En este contexto, la UE no solo es valiosa para el continente latinoamericano por sus inversiones o importaciones de materias primas. También porque las infraestructuras y alianzas económicas que prevé su iniciativa Global Gateway, aunque aún incipiente y acaso más modesta que la Iniciativa de la Franja y la Ruta de China, ofrece un modelo alternativo de desarrollo. La promoción de infraestructuras unidas a sostenibilidad medioambiental e independencia económica, así como la revolución detrás de la transición digital, energética y ecológica, tienen entre sus objetivos “contribuir al desarrollo de los países socios de la UE”, según la Comisión Europea.
Resulta paradójico que en ciertos ámbitos latinoamericanos incomoden las exigencias medioambientales y los altos estándares europeos, pero no los términos de la relación que propone Pekín con sus bajos estándares, malas prácticas, falta de transparencia y ausencia de escrutinio.
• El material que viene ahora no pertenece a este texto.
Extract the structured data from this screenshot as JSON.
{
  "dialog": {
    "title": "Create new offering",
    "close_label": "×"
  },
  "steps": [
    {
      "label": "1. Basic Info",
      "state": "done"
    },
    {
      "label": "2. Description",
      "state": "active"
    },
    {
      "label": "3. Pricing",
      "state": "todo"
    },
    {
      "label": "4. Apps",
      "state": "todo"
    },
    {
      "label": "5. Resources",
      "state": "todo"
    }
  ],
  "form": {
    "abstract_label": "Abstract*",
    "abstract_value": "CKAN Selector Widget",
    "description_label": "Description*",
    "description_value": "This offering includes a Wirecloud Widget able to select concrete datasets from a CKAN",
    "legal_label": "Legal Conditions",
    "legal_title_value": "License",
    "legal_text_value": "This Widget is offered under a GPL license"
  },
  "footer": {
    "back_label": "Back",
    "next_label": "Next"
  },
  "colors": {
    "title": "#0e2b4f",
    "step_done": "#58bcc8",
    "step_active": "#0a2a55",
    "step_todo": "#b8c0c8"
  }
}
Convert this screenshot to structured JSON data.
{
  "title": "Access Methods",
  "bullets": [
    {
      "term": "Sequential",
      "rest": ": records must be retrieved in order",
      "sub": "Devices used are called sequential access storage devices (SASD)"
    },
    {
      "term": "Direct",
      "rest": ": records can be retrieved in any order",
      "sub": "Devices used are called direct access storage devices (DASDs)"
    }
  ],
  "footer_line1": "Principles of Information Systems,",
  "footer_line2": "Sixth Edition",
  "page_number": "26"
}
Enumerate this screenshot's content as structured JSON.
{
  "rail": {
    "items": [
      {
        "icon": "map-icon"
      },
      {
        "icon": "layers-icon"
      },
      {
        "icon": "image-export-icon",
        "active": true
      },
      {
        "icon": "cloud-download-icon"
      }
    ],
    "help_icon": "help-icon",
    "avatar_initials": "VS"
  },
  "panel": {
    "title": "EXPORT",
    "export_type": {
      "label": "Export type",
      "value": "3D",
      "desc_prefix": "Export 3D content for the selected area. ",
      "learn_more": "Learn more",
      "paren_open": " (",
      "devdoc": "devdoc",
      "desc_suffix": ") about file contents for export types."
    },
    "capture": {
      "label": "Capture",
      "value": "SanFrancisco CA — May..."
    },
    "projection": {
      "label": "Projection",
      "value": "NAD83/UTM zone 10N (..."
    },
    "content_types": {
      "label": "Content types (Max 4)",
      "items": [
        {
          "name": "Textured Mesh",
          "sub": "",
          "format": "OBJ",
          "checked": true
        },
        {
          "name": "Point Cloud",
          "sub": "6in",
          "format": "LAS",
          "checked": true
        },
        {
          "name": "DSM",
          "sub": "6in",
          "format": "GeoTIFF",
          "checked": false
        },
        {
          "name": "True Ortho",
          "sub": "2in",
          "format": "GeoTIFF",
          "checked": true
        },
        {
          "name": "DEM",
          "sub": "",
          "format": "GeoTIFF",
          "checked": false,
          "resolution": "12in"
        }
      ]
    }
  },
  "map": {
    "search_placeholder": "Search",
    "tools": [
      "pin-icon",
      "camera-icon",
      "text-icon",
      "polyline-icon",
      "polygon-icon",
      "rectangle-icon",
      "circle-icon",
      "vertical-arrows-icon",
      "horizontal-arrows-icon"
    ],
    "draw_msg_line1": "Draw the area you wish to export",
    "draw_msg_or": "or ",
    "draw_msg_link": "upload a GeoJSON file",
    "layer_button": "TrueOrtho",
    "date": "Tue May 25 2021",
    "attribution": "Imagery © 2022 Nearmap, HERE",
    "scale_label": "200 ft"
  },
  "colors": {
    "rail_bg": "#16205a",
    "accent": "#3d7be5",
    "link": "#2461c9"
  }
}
Con dos décadas de visión de campo, es ya incuestionable que la relación con China ha consolidado un patrón primario-exportador en América Latina. La región exporta recursos naturales e importa manufacturas acabadas, sin rastro de industrialización ni transferencia tecnológica.
La responsabilidad recae en los gobiernos que ven su relación con China como una transacción a corto plazo. Las exportaciones dan ingresos fiscales rápidos que permiten financiar el Estado. No hay incentivo para promover proyectos a largo plazo que generen riqueza y desarrollo porque el rédito político se lo llevarán otros. Urge, por lo tanto, un cambio de mentalidad. Y la cumbre UE-Celac es un buen punto de partida.